Ben Gurion, on the other hand, took a firm stand.

 The publication in 1939 of the new White Paper, which increased immigration restrictions, led him to declare war on the British.

However, the world was simultaneously becoming aware of another conflict: the Second World War had broken out. Throughout the struggle against Nazism, the Zionist leaders did not hesitate to fight alongside Britain, although they never forgot their own private war against the Crown. Ben Gurion defined his political stance in one of his most famous pronouncements which became the motto of the Yishuv for many years:


"We will fight the war as if there were no White Paper, and we will fight the White Paper as if there were no war."


The Zionist cause therefore needed new allies, namely America and her Jews. Those who opposed Ben Gurion's programme were:


    - Weizmann, because of his feelings of loyalty to the Crown;

     - The leaders of Hashomer Hatzair, left-wing socialists who provoked the uprising by the very Arabs with whom they were seeking friendship.

    - The members of the Stern Gang, an ultranationalist group. They decided to launch guerilla attacks exclusively against the British, believing that the British in any case were doing nothing to save Jewish lives from the Nazis.

However, on 12th May 1942, the 600 delegates of the American Zionist Congress voted in favour of the programme that Ben Gurion presented to them, known as the Biltmore Programme.


  • All-out war against both the White Paper and Nazism;


  • Free immigration to Palestine, under the supervision of the Jewish Agency;


The split between Ben Gurion and Weizmann was complete.

II. Activity


To contrast the views of two groups on the Zionist position in the Yishuv during the Second World War.


The British have just published the White Paper, which prevents Jewish immigration. The Allies are fighting Nazism in the Second World War. As a Zionist, fighting the British mandate, which side would you choose? Can one wage "war" against an ally?



    i) Show a slide-tape show on Ben-Gurion [or a suitable, short film extract].

    ii) Explain the above and what the White Paper was.

    iii) Form two groups of Yishuv Zionists while counselors play the role of the provisional government of the State of Israel.

    iv) Groups


      a) One group will therefore be against the British mandate and decide to remain neutral in the fight against the Third Reich.

      b) The second group will confirm its support for the Allies and therefore for the British, putting the Zionist struggle to one side.


    v) Selection of activities

    a) Each group designs a poster expressing its position.
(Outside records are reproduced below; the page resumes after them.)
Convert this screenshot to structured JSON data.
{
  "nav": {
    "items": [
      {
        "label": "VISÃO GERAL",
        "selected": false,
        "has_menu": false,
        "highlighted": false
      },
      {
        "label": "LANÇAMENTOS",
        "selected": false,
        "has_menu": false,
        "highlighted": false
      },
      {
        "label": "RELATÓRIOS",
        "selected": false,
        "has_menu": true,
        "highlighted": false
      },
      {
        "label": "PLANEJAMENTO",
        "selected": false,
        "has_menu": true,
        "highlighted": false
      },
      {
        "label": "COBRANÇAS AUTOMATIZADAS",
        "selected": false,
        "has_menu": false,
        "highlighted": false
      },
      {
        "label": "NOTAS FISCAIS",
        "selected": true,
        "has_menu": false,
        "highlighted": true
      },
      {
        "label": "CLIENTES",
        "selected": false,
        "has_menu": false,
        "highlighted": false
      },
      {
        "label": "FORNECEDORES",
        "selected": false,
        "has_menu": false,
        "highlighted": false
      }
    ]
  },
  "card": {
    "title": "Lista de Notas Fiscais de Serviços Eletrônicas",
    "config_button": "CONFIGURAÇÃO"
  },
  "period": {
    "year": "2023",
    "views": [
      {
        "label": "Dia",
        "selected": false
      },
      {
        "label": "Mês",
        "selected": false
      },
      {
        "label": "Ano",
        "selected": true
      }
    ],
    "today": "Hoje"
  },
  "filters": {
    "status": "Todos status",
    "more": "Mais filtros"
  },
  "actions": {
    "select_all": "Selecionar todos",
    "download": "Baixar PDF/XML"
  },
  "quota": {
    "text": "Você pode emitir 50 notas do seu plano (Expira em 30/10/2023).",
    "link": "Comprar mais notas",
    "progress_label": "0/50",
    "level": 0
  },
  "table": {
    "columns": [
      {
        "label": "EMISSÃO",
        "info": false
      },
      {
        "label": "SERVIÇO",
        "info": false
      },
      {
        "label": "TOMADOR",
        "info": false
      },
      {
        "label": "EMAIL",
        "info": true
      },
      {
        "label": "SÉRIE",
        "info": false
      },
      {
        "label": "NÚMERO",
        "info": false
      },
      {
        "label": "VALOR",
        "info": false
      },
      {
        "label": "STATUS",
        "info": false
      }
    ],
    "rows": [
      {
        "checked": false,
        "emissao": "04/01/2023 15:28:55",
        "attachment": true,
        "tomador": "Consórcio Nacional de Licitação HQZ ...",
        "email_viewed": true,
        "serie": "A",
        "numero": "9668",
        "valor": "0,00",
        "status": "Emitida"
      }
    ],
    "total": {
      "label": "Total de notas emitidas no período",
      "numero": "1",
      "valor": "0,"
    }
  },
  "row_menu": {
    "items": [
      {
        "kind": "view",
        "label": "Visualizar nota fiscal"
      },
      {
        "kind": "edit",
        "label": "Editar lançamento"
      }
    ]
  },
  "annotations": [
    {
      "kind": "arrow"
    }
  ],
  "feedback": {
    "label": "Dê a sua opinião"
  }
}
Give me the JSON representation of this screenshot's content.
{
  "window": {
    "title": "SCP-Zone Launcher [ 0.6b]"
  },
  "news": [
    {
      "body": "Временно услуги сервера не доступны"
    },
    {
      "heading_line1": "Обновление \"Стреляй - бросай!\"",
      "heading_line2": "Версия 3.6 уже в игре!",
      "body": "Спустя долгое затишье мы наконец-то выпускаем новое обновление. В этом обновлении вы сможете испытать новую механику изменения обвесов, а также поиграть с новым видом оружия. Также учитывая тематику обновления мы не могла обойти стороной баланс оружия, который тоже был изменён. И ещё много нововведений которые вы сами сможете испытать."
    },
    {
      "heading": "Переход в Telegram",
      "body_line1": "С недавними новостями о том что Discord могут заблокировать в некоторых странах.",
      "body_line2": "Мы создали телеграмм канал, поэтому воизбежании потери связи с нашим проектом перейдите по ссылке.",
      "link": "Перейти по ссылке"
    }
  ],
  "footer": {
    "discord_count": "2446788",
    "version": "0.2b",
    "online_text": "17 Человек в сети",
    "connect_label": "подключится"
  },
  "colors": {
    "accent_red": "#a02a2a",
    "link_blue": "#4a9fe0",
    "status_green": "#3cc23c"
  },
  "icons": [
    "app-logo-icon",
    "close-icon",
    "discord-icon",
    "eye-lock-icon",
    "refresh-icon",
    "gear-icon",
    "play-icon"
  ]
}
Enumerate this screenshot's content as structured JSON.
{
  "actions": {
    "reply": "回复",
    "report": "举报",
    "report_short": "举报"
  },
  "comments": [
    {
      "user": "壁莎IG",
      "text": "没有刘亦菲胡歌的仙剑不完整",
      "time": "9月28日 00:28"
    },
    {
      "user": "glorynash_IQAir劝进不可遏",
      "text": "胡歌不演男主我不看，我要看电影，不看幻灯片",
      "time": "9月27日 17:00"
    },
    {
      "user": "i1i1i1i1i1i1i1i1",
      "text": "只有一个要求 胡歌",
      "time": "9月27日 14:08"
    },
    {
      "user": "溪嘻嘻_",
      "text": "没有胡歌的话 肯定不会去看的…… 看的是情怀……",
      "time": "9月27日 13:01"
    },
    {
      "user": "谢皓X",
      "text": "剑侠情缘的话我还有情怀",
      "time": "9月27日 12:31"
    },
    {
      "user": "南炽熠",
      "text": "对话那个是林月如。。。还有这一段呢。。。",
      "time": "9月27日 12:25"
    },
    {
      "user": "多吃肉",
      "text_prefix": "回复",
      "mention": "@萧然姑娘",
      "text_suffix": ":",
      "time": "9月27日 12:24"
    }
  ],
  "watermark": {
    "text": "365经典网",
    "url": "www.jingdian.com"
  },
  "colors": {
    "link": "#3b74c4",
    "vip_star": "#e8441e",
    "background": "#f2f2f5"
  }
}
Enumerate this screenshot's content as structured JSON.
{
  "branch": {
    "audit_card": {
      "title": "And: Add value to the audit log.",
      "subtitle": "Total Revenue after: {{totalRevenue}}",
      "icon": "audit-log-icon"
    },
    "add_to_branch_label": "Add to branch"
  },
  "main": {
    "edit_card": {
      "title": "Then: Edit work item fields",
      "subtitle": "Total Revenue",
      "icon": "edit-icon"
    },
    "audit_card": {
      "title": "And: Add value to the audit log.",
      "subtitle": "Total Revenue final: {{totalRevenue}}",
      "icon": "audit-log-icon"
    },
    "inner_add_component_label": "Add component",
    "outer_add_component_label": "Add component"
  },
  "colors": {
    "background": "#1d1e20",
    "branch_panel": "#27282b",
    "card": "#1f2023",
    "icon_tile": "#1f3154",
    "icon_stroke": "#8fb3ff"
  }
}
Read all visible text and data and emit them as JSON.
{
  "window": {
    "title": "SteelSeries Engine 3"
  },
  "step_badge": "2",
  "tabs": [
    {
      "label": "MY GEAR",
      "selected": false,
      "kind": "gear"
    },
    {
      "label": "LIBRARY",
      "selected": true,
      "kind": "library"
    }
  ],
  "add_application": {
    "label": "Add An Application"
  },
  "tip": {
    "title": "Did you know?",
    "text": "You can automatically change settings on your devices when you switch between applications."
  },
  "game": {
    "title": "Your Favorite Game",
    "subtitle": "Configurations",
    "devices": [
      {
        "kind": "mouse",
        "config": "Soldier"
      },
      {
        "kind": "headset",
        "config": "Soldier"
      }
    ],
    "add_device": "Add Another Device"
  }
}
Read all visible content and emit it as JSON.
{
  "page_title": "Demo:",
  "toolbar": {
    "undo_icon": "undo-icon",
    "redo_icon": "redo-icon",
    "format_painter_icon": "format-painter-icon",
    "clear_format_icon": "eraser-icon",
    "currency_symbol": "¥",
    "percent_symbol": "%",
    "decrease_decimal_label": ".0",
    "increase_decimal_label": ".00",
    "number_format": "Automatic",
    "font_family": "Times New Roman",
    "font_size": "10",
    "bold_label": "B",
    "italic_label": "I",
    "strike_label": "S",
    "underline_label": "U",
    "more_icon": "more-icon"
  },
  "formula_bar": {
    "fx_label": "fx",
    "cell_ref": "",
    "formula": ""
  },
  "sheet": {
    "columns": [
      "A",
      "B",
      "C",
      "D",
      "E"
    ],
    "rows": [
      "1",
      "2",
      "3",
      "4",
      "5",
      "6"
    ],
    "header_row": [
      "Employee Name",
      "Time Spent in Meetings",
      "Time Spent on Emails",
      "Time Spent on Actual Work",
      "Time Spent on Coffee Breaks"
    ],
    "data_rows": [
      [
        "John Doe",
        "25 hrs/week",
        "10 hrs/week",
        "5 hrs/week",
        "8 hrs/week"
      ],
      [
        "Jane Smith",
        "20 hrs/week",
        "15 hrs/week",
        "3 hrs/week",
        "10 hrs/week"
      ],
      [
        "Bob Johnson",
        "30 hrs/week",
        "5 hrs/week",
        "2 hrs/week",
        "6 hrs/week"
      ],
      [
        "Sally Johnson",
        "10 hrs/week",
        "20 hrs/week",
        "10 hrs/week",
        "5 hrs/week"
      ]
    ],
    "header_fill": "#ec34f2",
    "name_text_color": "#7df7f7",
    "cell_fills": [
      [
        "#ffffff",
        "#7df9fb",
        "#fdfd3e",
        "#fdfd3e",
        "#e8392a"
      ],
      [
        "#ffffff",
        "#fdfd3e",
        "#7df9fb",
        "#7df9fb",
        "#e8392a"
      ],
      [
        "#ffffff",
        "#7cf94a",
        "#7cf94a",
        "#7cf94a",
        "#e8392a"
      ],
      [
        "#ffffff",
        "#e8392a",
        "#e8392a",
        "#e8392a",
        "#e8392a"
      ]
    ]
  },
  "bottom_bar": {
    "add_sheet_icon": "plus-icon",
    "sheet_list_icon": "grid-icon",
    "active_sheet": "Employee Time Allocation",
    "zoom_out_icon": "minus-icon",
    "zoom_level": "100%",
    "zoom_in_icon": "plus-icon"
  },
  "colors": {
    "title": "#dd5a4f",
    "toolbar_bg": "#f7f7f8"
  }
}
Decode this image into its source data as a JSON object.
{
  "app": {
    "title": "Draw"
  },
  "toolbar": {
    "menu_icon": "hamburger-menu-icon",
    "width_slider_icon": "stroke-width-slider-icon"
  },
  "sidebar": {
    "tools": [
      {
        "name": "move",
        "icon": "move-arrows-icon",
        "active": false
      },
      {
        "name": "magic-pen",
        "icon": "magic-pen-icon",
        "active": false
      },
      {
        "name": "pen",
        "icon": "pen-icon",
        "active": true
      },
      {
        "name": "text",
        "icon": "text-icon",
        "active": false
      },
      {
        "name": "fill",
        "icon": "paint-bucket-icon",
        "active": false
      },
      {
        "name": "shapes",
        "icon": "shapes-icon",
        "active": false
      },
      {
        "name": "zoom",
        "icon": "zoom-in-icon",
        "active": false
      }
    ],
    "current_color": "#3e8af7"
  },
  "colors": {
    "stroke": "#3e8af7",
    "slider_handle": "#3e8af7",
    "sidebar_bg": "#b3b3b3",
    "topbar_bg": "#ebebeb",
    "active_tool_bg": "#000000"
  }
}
This could be made up of press cuttings, collages, etc.

    b) Each group sends people out tocommunity. Those who are from the war generation should say whether it was more important to fight the White Paper or to fight Nazism.

These accounts will be used to prepare two arguments. Each group will have to formulate 10 arguments explaining why their proposal is the the more suitable.


    vi) In both activites: The group must convince members of the provisional government who are going to vote for one or other of the solutions.

    vii) You could produce a short audio-visual "montage" explaining what Ben Gurion's decision was, namely, to fight both the White Paper and the Nazis.